Kwe kwe. Ulaakut. Tansi. Hello. Bonjour.
I want to acknowledge that we are meeting on the unceded territory of the Algonquin Anishinabe people.
Today, I will give an overview of investments my government is making to ensure that Canada is honoring its lawful obligations to Indigenous Peoples and working to renew Canada’s relationship with treaty partners and all Indigenous communities.
We also continue to work with other government departments to implement investments and policies that address the root causes of missing and murdered Indigenous women, girls and 2SLGBTQQIA+ people.
We will soon begin the engagement process with First Nations partners on redesigning the Additions-to-Reserve policy to ensure it’s effective and inclusive. We are also working with First Nations to modernize the First Nations Fiscal Management Act, and are working closely with First Nations fiscal institutions and First Nations to ensure they have sufficient resources to further their visions for self-determination.
Crown-Indigenous Relations supplementary estimates (B) include initiatives totalling $6.3 billion, which will bring the total budgetary funding for the department to approximately $13.7 billion.
Roughly half of the estimates, $2.9 billion, is funding for out-of-court settlements. These funds are used to advance reconciliation by paving the way for more respectful and constructive relationships with indigenous peoples.
These estimates also include $673 million in new funding for the continued management of the indigenous childhood claims litigation, further supporting the compensation of survivors of physical and sexual abuse under the day school settlement agreement, as well as related administration costs for the day schools and sixties scoop settlement agreements. As of November 2 of this year, over 118,000 class action members have received compensation for the harms they suffered attending a day school, and 20,798 class action members have been deemed eligible for compensation for the harms they suffered related to the sixties scoop.
Additionally, the top-up of $678 million in new funding in this fiscal year for the specific claims settlement fund ensures that funds are available for the timely payment of settlement agreements reached through the negotiations with first nations, or any compensation awards that are made by the Specific Claims Tribunal.
In parallel to our ongoing efforts to work with First Nations to resolve their claims expeditiously, we are working with the Assembly of First Nations and other Indigenous partners on the joint development of reforms to improve the specific claims process.

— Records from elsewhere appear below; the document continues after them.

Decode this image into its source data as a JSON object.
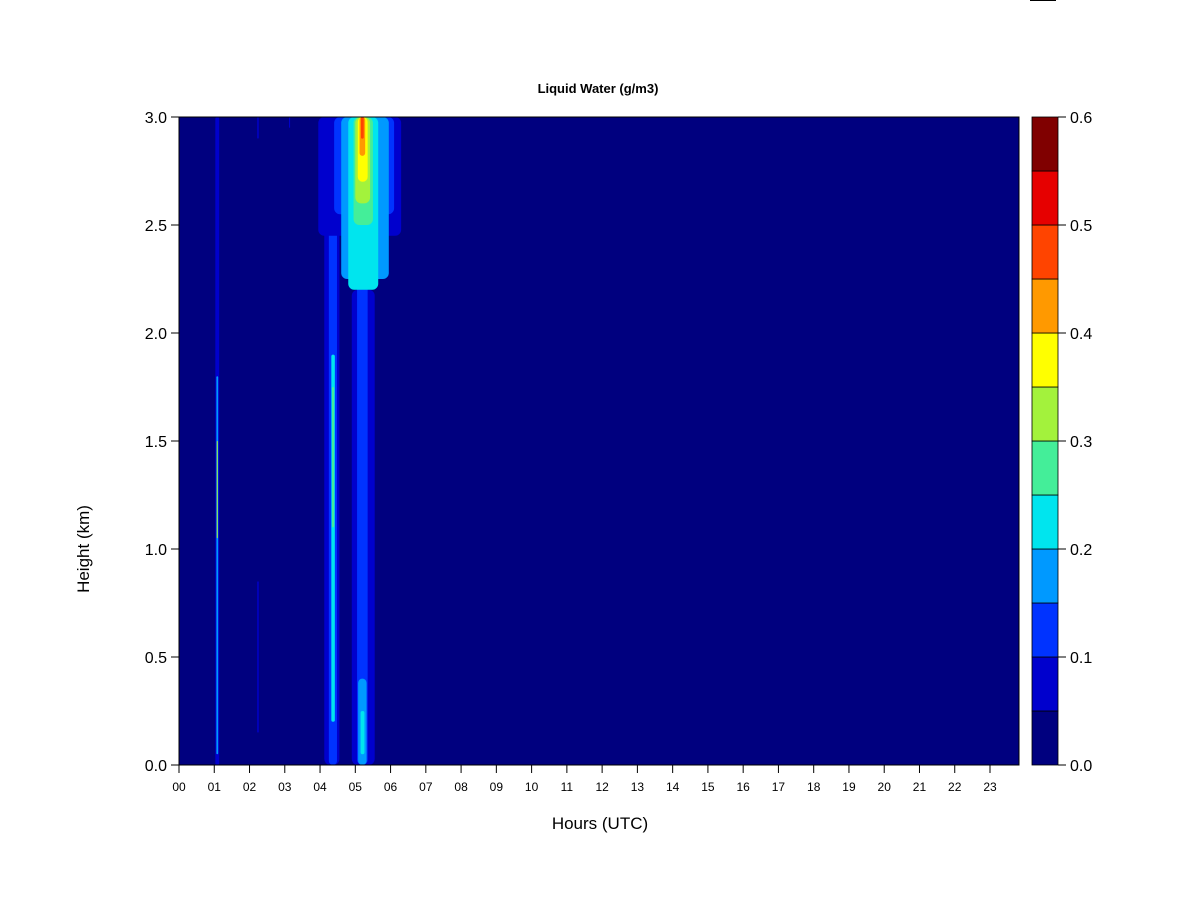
{
  "chart_data": {
    "type": "heatmap",
    "title": "Liquid Water (g/m3)",
    "xlabel": "Hours (UTC)",
    "ylabel": "Height (km)",
    "x_ticks": [
      "00",
      "01",
      "02",
      "03",
      "04",
      "05",
      "06",
      "07",
      "08",
      "09",
      "10",
      "11",
      "12",
      "13",
      "14",
      "15",
      "16",
      "17",
      "18",
      "19",
      "20",
      "21",
      "22",
      "23"
    ],
    "xlim": [
      0,
      23.85
    ],
    "y_ticks": [
      "0.0",
      "0.5",
      "1.0",
      "1.5",
      "2.0",
      "2.5",
      "3.0"
    ],
    "y_tick_values": [
      0,
      0.5,
      1.0,
      1.5,
      2.0,
      2.5,
      3.0
    ],
    "ylim": [
      0,
      3.0
    ],
    "colorbar": {
      "levels": [
        0,
        0.05,
        0.1,
        0.15,
        0.2,
        0.25,
        0.3,
        0.35,
        0.4,
        0.45,
        0.5,
        0.55,
        0.6
      ],
      "tick_labels": [
        "0.0",
        "0.1",
        "0.2",
        "0.3",
        "0.4",
        "0.5",
        "0.6"
      ],
      "tick_values": [
        0,
        0.1,
        0.2,
        0.3,
        0.4,
        0.5,
        0.6
      ],
      "colors": [
        "#00007f",
        "#0000cd",
        "#0033ff",
        "#0099ff",
        "#00e5ee",
        "#44ee99",
        "#a3f23c",
        "#ffff00",
        "#ff9900",
        "#ff4400",
        "#e60000",
        "#800000"
      ]
    },
    "background_color": "#00007f",
    "features": [
      {
        "name": "narrow-plume-0110",
        "x0": 1.03,
        "x1": 1.14,
        "y0": 0.0,
        "y1": 3.0,
        "value": 0.07
      },
      {
        "name": "narrow-core-0110",
        "x0": 1.06,
        "x1": 1.11,
        "y0": 0.05,
        "y1": 1.8,
        "value": 0.16
      },
      {
        "name": "narrow-peak-0110",
        "x0": 1.07,
        "x1": 1.1,
        "y0": 1.05,
        "y1": 1.5,
        "value": 0.3
      },
      {
        "name": "faint-line-0220a",
        "x0": 2.22,
        "x1": 2.26,
        "y0": 0.15,
        "y1": 0.85,
        "value": 0.06
      },
      {
        "name": "faint-line-0220b",
        "x0": 2.22,
        "x1": 2.26,
        "y0": 2.9,
        "y1": 3.0,
        "value": 0.06
      },
      {
        "name": "faint-line-0310",
        "x0": 3.12,
        "x1": 3.15,
        "y0": 2.95,
        "y1": 3.0,
        "value": 0.06
      },
      {
        "name": "column-0420-outer",
        "x0": 4.12,
        "x1": 4.55,
        "y0": 0.0,
        "y1": 3.0,
        "value": 0.07
      },
      {
        "name": "column-0420-mid",
        "x0": 4.25,
        "x1": 4.48,
        "y0": 0.0,
        "y1": 3.0,
        "value": 0.12
      },
      {
        "name": "column-0420-core",
        "x0": 4.32,
        "x1": 4.42,
        "y0": 0.2,
        "y1": 1.9,
        "value": 0.2
      },
      {
        "name": "column-0420-peak",
        "x0": 4.34,
        "x1": 4.4,
        "y0": 1.1,
        "y1": 1.75,
        "value": 0.27
      },
      {
        "name": "column-0515-outer",
        "x0": 4.9,
        "x1": 5.55,
        "y0": 0.0,
        "y1": 2.2,
        "value": 0.07
      },
      {
        "name": "column-0515-inner",
        "x0": 5.05,
        "x1": 5.35,
        "y0": 0.0,
        "y1": 3.0,
        "value": 0.12
      },
      {
        "name": "column-0515-base",
        "x0": 5.08,
        "x1": 5.32,
        "y0": 0.0,
        "y1": 0.4,
        "value": 0.18
      },
      {
        "name": "column-0515-base-peak",
        "x0": 5.15,
        "x1": 5.26,
        "y0": 0.05,
        "y1": 0.25,
        "value": 0.24
      },
      {
        "name": "plume-top-outer",
        "x0": 3.95,
        "x1": 6.3,
        "y0": 2.45,
        "y1": 3.0,
        "value": 0.06
      },
      {
        "name": "plume-top-level1",
        "x0": 4.4,
        "x1": 6.1,
        "y0": 2.55,
        "y1": 3.0,
        "value": 0.11
      },
      {
        "name": "plume-top-level2",
        "x0": 4.6,
        "x1": 5.95,
        "y0": 2.25,
        "y1": 3.0,
        "value": 0.16
      },
      {
        "name": "plume-top-level3",
        "x0": 4.8,
        "x1": 5.65,
        "y0": 2.2,
        "y1": 3.0,
        "value": 0.21
      },
      {
        "name": "plume-top-level4",
        "x0": 4.95,
        "x1": 5.5,
        "y0": 2.5,
        "y1": 3.0,
        "value": 0.27
      },
      {
        "name": "plume-top-level5",
        "x0": 5.0,
        "x1": 5.42,
        "y0": 2.6,
        "y1": 3.0,
        "value": 0.32
      },
      {
        "name": "plume-top-level6",
        "x0": 5.07,
        "x1": 5.35,
        "y0": 2.7,
        "y1": 3.0,
        "value": 0.37
      },
      {
        "name": "plume-top-level7",
        "x0": 5.12,
        "x1": 5.28,
        "y0": 2.82,
        "y1": 3.0,
        "value": 0.42
      },
      {
        "name": "plume-top-level8",
        "x0": 5.16,
        "x1": 5.24,
        "y0": 2.9,
        "y1": 3.0,
        "value": 0.47
      }
    ]
  }
}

In addition to reform efforts, we are striving to address the lack of housing for Indigenous communities, which has been a long-standing crisis. Our partners have informed us of their urgent need for safe and sustainable housing options for their communities.
New funding of $458 million was provided through budget 2022 to improve and expand indigenous housing and infrastructure for self-governing and modern treaty first nations, Inuit and Métis. This funding extends and enhances the distinctions-based housing strategy work that's already under way, such as the Métis nation and Inuit Nunangat housing strategies. This investment helps to address the critical housing needs of indigenous partners and supports better health and socio-economic outcomes overall.
Mr. Chair, the funding included in the Supplementary Estimates (B) will further support the department as we work to deliver on our mandate and priorities.
I appreciate the opportunity to discuss these estimates with the committee. I'm happy to now proceed to questions.
Meegwetch. Qujannamiik. Marsi. Thank you. Merci.